Miguel Landhe vive en París desde que salió de la cárcel. Es hincha de River y su ídolo de toda la vida fue un nueve de la década del setenta, que sólo los muy fanáticos  pueden recordar. De apellido Montemarani,  flaco, alto, torpe y desgarbado, fue goleador de la reserva y jugó muy pocos partidos en primera. Luego, quedó convertido en una anécdota que Miguel revivía como crack cada vez que relataba, desde su celda en la prisión de Magdalena, partidos imaginarios de su querida banda roja.

Pero no es por Montemarani que sus compañeros recuerdan a Miguel cada vez que se juntan para matear y lamerse las heridas que aquellos años les dejaron.

Miguel ocupó durante buena parte de ese tiempo de cautiverio la última celda en el pabellón nueve de esa prisión militar, y desde ahí contagiaba a todos su alegría.

Junto a Miguel Ortiz, eran los dos ciudadanos franceses a los que el Cónsul de ese país visitaba para interesarse por su estado, pero en esos años ese tipo de contacto, lejos de ser un privilegio, era una causa para sufrir represalias extras.

El director de la cárcel, coronel Romero, recibía al Cónsul en sus oficinas, compartían el té y la charla sobre polo y caballos de carrera, a los que ambos eran adictos. Luego el Cónsul hablaba con los dos migueles y ellos les denunciaban las torturas y privaciones a los que eran sometidos. El Cónsul desconfiaba de los prisioneros y no de los militares, que tan bien lo recibían y agasajaban.

Cada noche de cada día en que eran visitados por el Cónsul, los dos franceses eran sacados de sus celdas y sometidos a golpes y humillaciones. Al grito “de acá no hay Cónsul que valga”, los gendarmes se ensañaban con ellos al punto de obligarlos a pedir al diplomático que suspendiera sus visitas.

Pero tampoco es esto lo que perdura en la memoria de los compañeros de Miguel Landhe.

Una tarde de domingo, en la mitad del hastío, el grupo de presos políticos del pabellón nueve entabla una conversación a los gritos, de celda a celda, sobre un tema que no puede comprometerlos frente a sus carceleros. Los presos discuten cuál es el mejor método para enseñarle a hablar a un loro.

Cada uno tiene su receta y los compañeros del interior se lucen más que los porteños en esas sabidurías.

El tucumano Maza dice que hay que encerrarlo en un cuarto oscuro y repetirle muchas veces lo que uno quiere que el loro diga.

Osvaldo López, que es cordobés, no está de acuerdo, y dice que hay que acariciarle el pico con sal mientras se le enseña la frase. No, no, tercia el Tano Giusti, que afirma haber tenido un loro que se hablaba todo y que aprendía tomando sorbitos de ron cubano. Hay que emborracharlo, grita queriendo convencer al resto.

Así va pasando esa tarde de domingo en el pabellón nueve, que es húmedo y muy frío, donde una guardia tolerante permite a los presos transcurrir las horas con una discusión que no definirá el curso de la lucha de clases pero sí la posibilidad de que un loro hable más y mejor que otro.

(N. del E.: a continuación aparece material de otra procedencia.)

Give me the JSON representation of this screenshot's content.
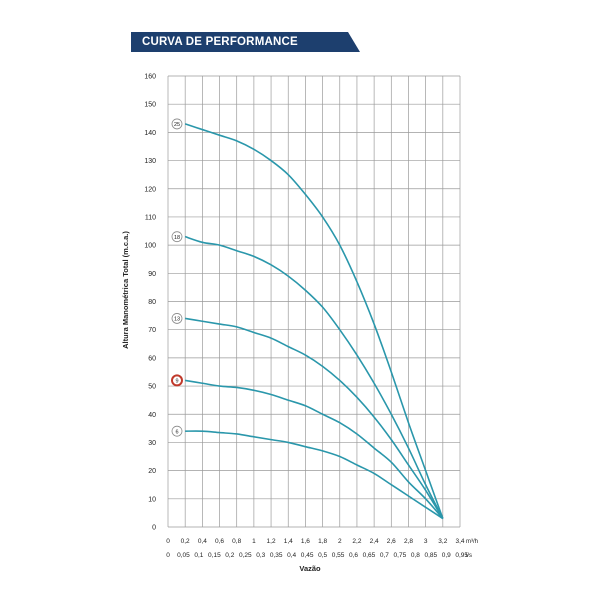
{
  "header": {
    "title": "CURVA DE PERFORMANCE"
  },
  "colors": {
    "banner": "#1d3f6e",
    "curve": "#2a97ab",
    "grid": "#9a9a9a",
    "highlight": "#c0392b"
  },
  "chart_data": {
    "type": "line",
    "title": "",
    "ylabel": "Altura Manométrica Total (m.c.a.)",
    "xlabel": "Vazão",
    "ylim": [
      0,
      160
    ],
    "xlim": [
      0,
      3.4
    ],
    "grid": true,
    "y_ticks": [
      "0",
      "10",
      "20",
      "30",
      "40",
      "50",
      "60",
      "70",
      "80",
      "90",
      "100",
      "110",
      "120",
      "130",
      "140",
      "150",
      "160"
    ],
    "x_ticks_m3h": [
      "0",
      "0,2",
      "0,4",
      "0,6",
      "0,8",
      "1",
      "1,2",
      "1,4",
      "1,6",
      "1,8",
      "2",
      "2,2",
      "2,4",
      "2,6",
      "2,8",
      "3",
      "3,2",
      "3,4"
    ],
    "x_unit_m3h": "m³/h",
    "x_ticks_ls": [
      "0",
      "0,05",
      "0,1",
      "0,15",
      "0,2",
      "0,25",
      "0,3",
      "0,35",
      "0,4",
      "0,45",
      "0,5",
      "0,55",
      "0,6",
      "0,65",
      "0,7",
      "0,75",
      "0,8",
      "0,85",
      "0,9",
      "0,95"
    ],
    "x_unit_ls": "l/s",
    "highlighted_series": "9",
    "series": [
      {
        "name": "25",
        "x": [
          0.2,
          0.4,
          0.6,
          0.8,
          1.0,
          1.2,
          1.4,
          1.6,
          1.8,
          2.0,
          2.2,
          2.4,
          2.6,
          2.8,
          3.0,
          3.2
        ],
        "values": [
          143,
          141,
          139,
          137,
          134,
          130,
          125,
          118,
          110,
          100,
          87,
          72,
          55,
          37,
          20,
          3
        ]
      },
      {
        "name": "18",
        "x": [
          0.2,
          0.4,
          0.6,
          0.8,
          1.0,
          1.2,
          1.4,
          1.6,
          1.8,
          2.0,
          2.2,
          2.4,
          2.6,
          2.8,
          3.0,
          3.2
        ],
        "values": [
          103,
          101,
          100,
          98,
          96,
          93,
          89,
          84,
          78,
          70,
          61,
          51,
          40,
          28,
          15,
          3
        ]
      },
      {
        "name": "13",
        "x": [
          0.2,
          0.4,
          0.6,
          0.8,
          1.0,
          1.2,
          1.4,
          1.6,
          1.8,
          2.0,
          2.2,
          2.4,
          2.6,
          2.8,
          3.0,
          3.2
        ],
        "values": [
          74,
          73,
          72,
          71,
          69,
          67,
          64,
          61,
          57,
          52,
          46,
          39,
          31,
          22,
          13,
          3
        ]
      },
      {
        "name": "9",
        "x": [
          0.2,
          0.4,
          0.6,
          0.8,
          1.0,
          1.2,
          1.4,
          1.6,
          1.8,
          2.0,
          2.2,
          2.4,
          2.6,
          2.8,
          3.0,
          3.2
        ],
        "values": [
          52,
          51,
          50,
          49.5,
          48.5,
          47,
          45,
          43,
          40,
          37,
          33,
          28,
          23,
          16,
          10,
          3
        ]
      },
      {
        "name": "6",
        "x": [
          0.2,
          0.4,
          0.6,
          0.8,
          1.0,
          1.2,
          1.4,
          1.6,
          1.8,
          2.0,
          2.2,
          2.4,
          2.6,
          2.8,
          3.0,
          3.2
        ],
        "values": [
          34,
          34,
          33.5,
          33,
          32,
          31,
          30,
          28.5,
          27,
          25,
          22,
          19,
          15,
          11,
          7,
          3
        ]
      }
    ]
  }
}
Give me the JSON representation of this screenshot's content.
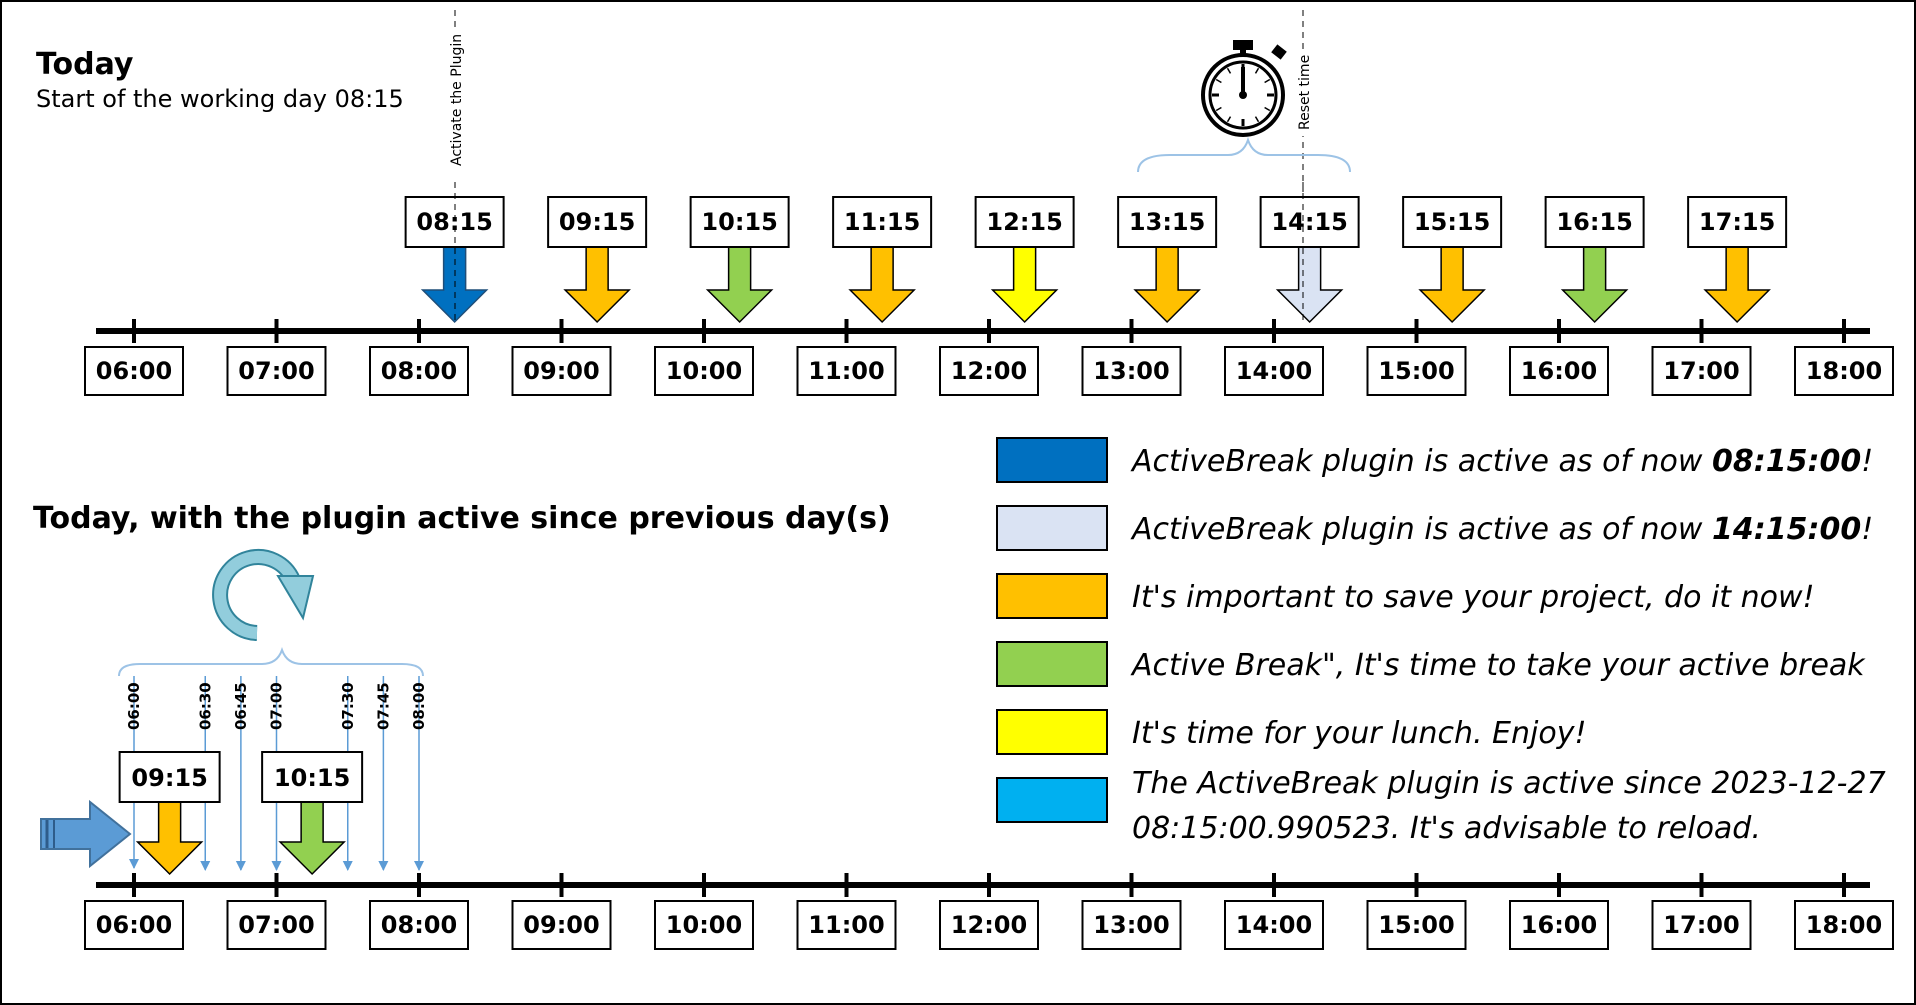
{
  "colors": {
    "dark_blue": "#0070c0",
    "light_blue_gray": "#dae3f3",
    "orange": "#ffc000",
    "green": "#92d050",
    "yellow": "#ffff00",
    "sky_blue": "#00b0f0",
    "arrow_stroke": "#385d8a",
    "thin_line": "#5b9bd5"
  },
  "section1": {
    "title": "Today",
    "subtitle": "Start of the working day 08:15",
    "activate_label": "Activate the Plugin",
    "reset_label": "Reset time",
    "stopwatch_icon": "stopwatch-icon",
    "hours": [
      "06:00",
      "07:00",
      "08:00",
      "09:00",
      "10:00",
      "11:00",
      "12:00",
      "13:00",
      "14:00",
      "15:00",
      "16:00",
      "17:00",
      "18:00"
    ],
    "events": [
      {
        "time": "08:15",
        "color": "#0070c0"
      },
      {
        "time": "09:15",
        "color": "#ffc000"
      },
      {
        "time": "10:15",
        "color": "#92d050"
      },
      {
        "time": "11:15",
        "color": "#ffc000"
      },
      {
        "time": "12:15",
        "color": "#ffff00"
      },
      {
        "time": "13:15",
        "color": "#ffc000"
      },
      {
        "time": "14:15",
        "color": "#dae3f3"
      },
      {
        "time": "15:15",
        "color": "#ffc000"
      },
      {
        "time": "16:15",
        "color": "#92d050"
      },
      {
        "time": "17:15",
        "color": "#ffc000"
      }
    ]
  },
  "section2": {
    "title": "Today, with the plugin active since previous day(s)",
    "reload_icon": "circular-arrow-icon",
    "hours": [
      "06:00",
      "07:00",
      "08:00",
      "09:00",
      "10:00",
      "11:00",
      "12:00",
      "13:00",
      "14:00",
      "15:00",
      "16:00",
      "17:00",
      "18:00"
    ],
    "ticks": [
      "06:00",
      "06:30",
      "06:45",
      "07:00",
      "07:30",
      "07:45",
      "08:00"
    ],
    "events": [
      {
        "time": "09:15",
        "color": "#ffc000"
      },
      {
        "time": "10:15",
        "color": "#92d050"
      }
    ]
  },
  "legend": [
    {
      "color": "#0070c0",
      "lines": [
        [
          "ActiveBreak plugin is active as of now ",
          "08:15:00",
          "!"
        ]
      ]
    },
    {
      "color": "#dae3f3",
      "lines": [
        [
          "ActiveBreak plugin is active as of now ",
          "14:15:00",
          "!"
        ]
      ]
    },
    {
      "color": "#ffc000",
      "lines": [
        [
          "It's important to save your project, do it now!",
          "",
          ""
        ]
      ]
    },
    {
      "color": "#92d050",
      "lines": [
        [
          "Active Break\", It's time to take your active break",
          "",
          ""
        ]
      ]
    },
    {
      "color": "#ffff00",
      "lines": [
        [
          "It's time for your lunch. Enjoy!",
          "",
          ""
        ]
      ]
    },
    {
      "color": "#00b0f0",
      "lines": [
        [
          "The ActiveBreak plugin is active since 2023-12-27",
          "",
          ""
        ],
        [
          "08:15:00.990523. It's advisable to reload.",
          "",
          ""
        ]
      ]
    }
  ]
}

Miguel nunca tuvo loros, pero grita desde el fondo que cuando salga en libertad se comprará uno para que lo acompañe por la vida. Aunque no sabe si el loro preferirá hablar en francés o en castellano, no es ésa la duda que lo inquieta. Cuando se acababa la discusión y cada uno había dado su método, Miguel dispara desde su celda del fondo: “Compañeros, una pregunta. ¿Una vez que el loro aprendió a hablar, se limita a repetir siempre la misma frase que uno le enseñó, o se puede mantener con él una conversación?” Ya está dicho, tarde se da cuenta Miguel que no tiene retorno.

Hoy, desde París, manda fotos y grabaciones charlando con su loro para que sus compañeros, cuarenta años después, sigan explotando de risa. Su loro es bilingüe, dice Miguel y consta en las grabaciones, habla francés y castellano con la misma soltura. Lo que nunca revela Miguel es el tenor de las conversaciones que sostienen. Ni por cual método se decidió de todos los que se discutieron aquella fría tarde de otoño en la prisión de Magdalena.